Parmi les nombreuses méthodes qu’elle préconise pour maintenir l’équilibre et lutter contre les chutes, elle recommande particulièrement les exercices suivants :
– Battre la mesure avec les pieds : en position assise, pieds au sol, soulever les talons puis la pointe de pied et recommencer. On peut faire cet exercice les deux pieds en même temps et en décalé pour travailler la coordination. Cet exercice permet de stimuler les muscles de la cheville qui sont les premiers à réagir lors d’un déséquilibre. Cela permet aussi de stimuler la sensibilité profonde des articulations et muscles, la proprioception, mais aussi la sensibilité superficielle des pieds qui fournit une information précieuse sur le type de sol et la présence éventuelle d’un obstacle. En effet, avec l’âge, ces deux types de sensibilité deviennent généralement moins efficaces.
– Le TADDA : le Transfert Assis Debout, Debout Assis. C’est un exercice complet qui permet de renforcer les muscles des membres inférieurs nécessaires à ce transfert, mais aussi à l’équilibre et à la marche.

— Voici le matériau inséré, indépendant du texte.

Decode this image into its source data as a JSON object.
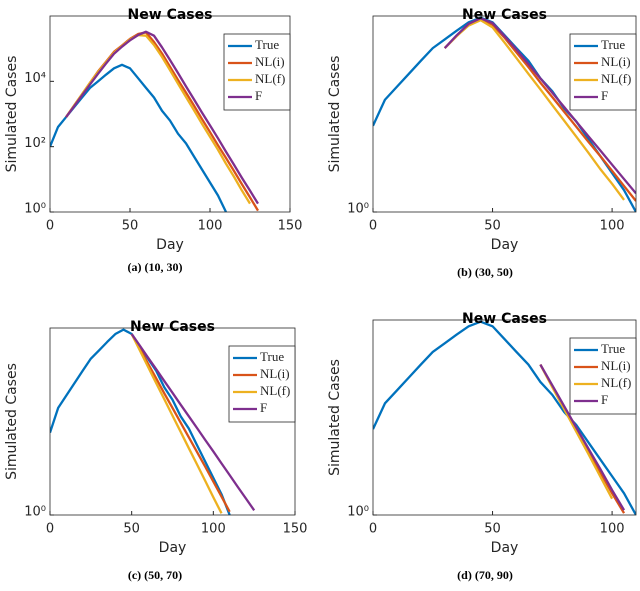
{
  "chart_data": [
    {
      "type": "line",
      "title": "New Cases",
      "xlabel": "Day",
      "ylabel": "Simulated Cases",
      "yscale": "log",
      "legend": "upper right",
      "xlim": [
        0,
        150
      ],
      "xticks": [
        0,
        50,
        100,
        150
      ],
      "ylim": [
        1,
        1000000
      ],
      "yticks": [
        {
          "value": 1,
          "label": "10⁰"
        },
        {
          "value": 100,
          "label": "10²"
        },
        {
          "value": 10000,
          "label": "10⁴"
        }
      ],
      "x": [
        0,
        5,
        10,
        15,
        20,
        25,
        30,
        35,
        40,
        45,
        50,
        55,
        60,
        65,
        70,
        75,
        80,
        85,
        90,
        95,
        100,
        105,
        110,
        115,
        120,
        125,
        130
      ],
      "series": [
        {
          "name": "True",
          "color": "#0072bd",
          "values": [
            100,
            400,
            800,
            1600,
            3200,
            6300,
            10000,
            16000,
            25000,
            32000,
            25000,
            12600,
            6300,
            3200,
            1260,
            630,
            250,
            126,
            50,
            20,
            8,
            3.2,
            1,
            null,
            null,
            null,
            null
          ]
        },
        {
          "name": "NL(i)",
          "color": "#d95319",
          "values": [
            null,
            null,
            800,
            1800,
            4000,
            9000,
            20000,
            40000,
            80000,
            125000,
            200000,
            280000,
            316000,
            160000,
            71000,
            28000,
            11000,
            4500,
            1800,
            700,
            280,
            110,
            45,
            18,
            7,
            2.8,
            1.1
          ]
        },
        {
          "name": "NL(f)",
          "color": "#edb120",
          "values": [
            null,
            null,
            800,
            1800,
            4000,
            9000,
            19000,
            38000,
            75000,
            120000,
            190000,
            260000,
            250000,
            130000,
            56000,
            22000,
            8500,
            3300,
            1300,
            500,
            200,
            80,
            30,
            12,
            4.5,
            1.8,
            null
          ]
        },
        {
          "name": "F",
          "color": "#7e2f8e",
          "values": [
            null,
            null,
            800,
            1700,
            3700,
            8000,
            17000,
            35000,
            70000,
            115000,
            180000,
            260000,
            330000,
            250000,
            110000,
            45000,
            18000,
            7000,
            2800,
            1100,
            450,
            180,
            70,
            28,
            11,
            4.5,
            1.8
          ]
        }
      ]
    },
    {
      "type": "line",
      "title": "New Cases",
      "xlabel": "Day",
      "ylabel": "Simulated Cases",
      "yscale": "log",
      "legend": "upper right",
      "xlim": [
        0,
        110
      ],
      "xticks": [
        0,
        50,
        100
      ],
      "ylim": [
        1,
        35000
      ],
      "yticks": [
        {
          "value": 1,
          "label": "10⁰"
        }
      ],
      "x": [
        0,
        5,
        10,
        15,
        20,
        25,
        30,
        35,
        40,
        45,
        50,
        55,
        60,
        65,
        70,
        75,
        80,
        85,
        90,
        95,
        100,
        105,
        110
      ],
      "series": [
        {
          "name": "True",
          "color": "#0072bd",
          "values": [
            100,
            400,
            800,
            1600,
            3200,
            6300,
            10000,
            16000,
            25000,
            32000,
            25000,
            12600,
            6300,
            3200,
            1260,
            630,
            250,
            126,
            50,
            20,
            8,
            3.2,
            1
          ]
        },
        {
          "name": "NL(i)",
          "color": "#d95319",
          "values": [
            null,
            null,
            null,
            null,
            null,
            null,
            6300,
            12000,
            22000,
            30000,
            22000,
            11000,
            5000,
            2300,
            1000,
            460,
            210,
            95,
            43,
            20,
            9,
            4,
            1.8
          ]
        },
        {
          "name": "NL(f)",
          "color": "#edb120",
          "values": [
            null,
            null,
            null,
            null,
            null,
            null,
            6300,
            12000,
            21000,
            28000,
            19000,
            8500,
            3700,
            1600,
            700,
            300,
            130,
            56,
            24,
            10,
            4.5,
            1.9,
            null
          ]
        },
        {
          "name": "F",
          "color": "#7e2f8e",
          "values": [
            null,
            null,
            null,
            null,
            null,
            null,
            6300,
            12500,
            23000,
            31000,
            24000,
            12000,
            5800,
            2700,
            1250,
            580,
            270,
            125,
            58,
            27,
            12.5,
            5.8,
            2.7
          ]
        }
      ]
    },
    {
      "type": "line",
      "title": "New Cases",
      "xlabel": "Day",
      "ylabel": "Simulated Cases",
      "yscale": "log",
      "legend": "upper right",
      "xlim": [
        0,
        150
      ],
      "xticks": [
        0,
        50,
        100,
        150
      ],
      "ylim": [
        1,
        35000
      ],
      "yticks": [
        {
          "value": 1,
          "label": "10⁰"
        }
      ],
      "x": [
        0,
        5,
        10,
        15,
        20,
        25,
        30,
        35,
        40,
        45,
        50,
        55,
        60,
        65,
        70,
        75,
        80,
        85,
        90,
        95,
        100,
        105,
        110,
        115,
        120,
        125,
        130
      ],
      "series": [
        {
          "name": "True",
          "color": "#0072bd",
          "values": [
            100,
            400,
            800,
            1600,
            3200,
            6300,
            10000,
            16000,
            25000,
            32000,
            25000,
            12600,
            6300,
            3200,
            1260,
            630,
            250,
            126,
            50,
            20,
            8,
            3.2,
            1,
            null,
            null,
            null,
            null
          ]
        },
        {
          "name": "NL(i)",
          "color": "#d95319",
          "values": [
            null,
            null,
            null,
            null,
            null,
            null,
            null,
            null,
            null,
            null,
            25000,
            11000,
            4800,
            2100,
            900,
            400,
            175,
            77,
            34,
            15,
            6.5,
            2.8,
            1.2,
            null,
            null,
            null,
            null
          ]
        },
        {
          "name": "NL(f)",
          "color": "#edb120",
          "values": [
            null,
            null,
            null,
            null,
            null,
            null,
            null,
            null,
            null,
            null,
            25000,
            10000,
            4000,
            1600,
            650,
            260,
            105,
            42,
            17,
            6.8,
            2.7,
            1.1,
            null,
            null,
            null,
            null,
            null
          ]
        },
        {
          "name": "F",
          "color": "#7e2f8e",
          "values": [
            null,
            null,
            null,
            null,
            null,
            null,
            null,
            null,
            null,
            null,
            25000,
            13000,
            6700,
            3500,
            1800,
            930,
            480,
            250,
            130,
            67,
            35,
            18,
            9.3,
            4.8,
            2.5,
            1.3,
            null
          ]
        }
      ]
    },
    {
      "type": "line",
      "title": "New Cases",
      "xlabel": "Day",
      "ylabel": "Simulated Cases",
      "yscale": "log",
      "legend": "upper right",
      "xlim": [
        0,
        110
      ],
      "xticks": [
        0,
        50,
        100
      ],
      "ylim": [
        1,
        35000
      ],
      "yticks": [
        {
          "value": 1,
          "label": "10⁰"
        }
      ],
      "x": [
        0,
        5,
        10,
        15,
        20,
        25,
        30,
        35,
        40,
        45,
        50,
        55,
        60,
        65,
        70,
        75,
        80,
        85,
        90,
        95,
        100,
        105,
        110
      ],
      "series": [
        {
          "name": "True",
          "color": "#0072bd",
          "values": [
            100,
            400,
            800,
            1600,
            3200,
            6300,
            10000,
            16000,
            25000,
            32000,
            25000,
            12600,
            6300,
            3200,
            1260,
            630,
            250,
            126,
            50,
            20,
            8,
            3.2,
            1
          ]
        },
        {
          "name": "NL(i)",
          "color": "#d95319",
          "values": [
            null,
            null,
            null,
            null,
            null,
            null,
            null,
            null,
            null,
            null,
            null,
            null,
            null,
            null,
            3200,
            1000,
            320,
            100,
            32,
            10,
            3.2,
            1.1,
            null
          ]
        },
        {
          "name": "NL(f)",
          "color": "#edb120",
          "values": [
            null,
            null,
            null,
            null,
            null,
            null,
            null,
            null,
            null,
            null,
            null,
            null,
            null,
            null,
            3200,
            950,
            290,
            88,
            27,
            8,
            2.4,
            null,
            null
          ]
        },
        {
          "name": "F",
          "color": "#7e2f8e",
          "values": [
            null,
            null,
            null,
            null,
            null,
            null,
            null,
            null,
            null,
            null,
            null,
            null,
            null,
            null,
            3200,
            1050,
            340,
            110,
            36,
            12,
            3.8,
            1.3,
            null
          ]
        }
      ]
    }
  ],
  "captions": [
    "(a) (10, 30)",
    "(b) (30, 50)",
    "(c) (50, 70)",
    "(d) (70, 90)"
  ]
}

Cet exercice aide à travailler aussi la souplesse car il exige de se pencher en avant en augmentant la flexion des hanches, des genoux et des chevilles. Il a aussi pour avantage de renforcer la confiance en soi et de diminuer la peur de tomber en avant.
Eléonore insiste également sur l’importance de travailler le relevé du sol, même lorsque la personne est robuste et parfaitement autonome. “Cet exercice diminue la peur de tomber et permet de conserver les automatismes des différentes étapes à réaliser pour se relever, sachant que la chute est un événement stressant qui limite parfois toute réflexion au moment venu”.
Ainsi, la kinésithérapie est une discipline essentielle à la préservation de l’autonomie des personnes âgées et à une prise en charge ciblée pour diminuer les risques de chute et de récidive, travailler l’équilibre et stimuler les capacités physiques et musculaires des personnes âgées. Elle fait partie intégrante de l’accompagnement en EHPAD et contribue activement au maintien à domicile dans de bonnes conditions. La kinésithérapie en gériatrie, parfois sous-estimée ou peu attrayante pour les jeunes rééducateurs occupe pourtant une place prépondérante dans le parcours de soins à domicile ou en institution. Elle mérite d’être reconnue à sa juste valeur et de bénéficier de conditions optimales dans le but d’attirer davantage de professionnels dans cette spécialisation.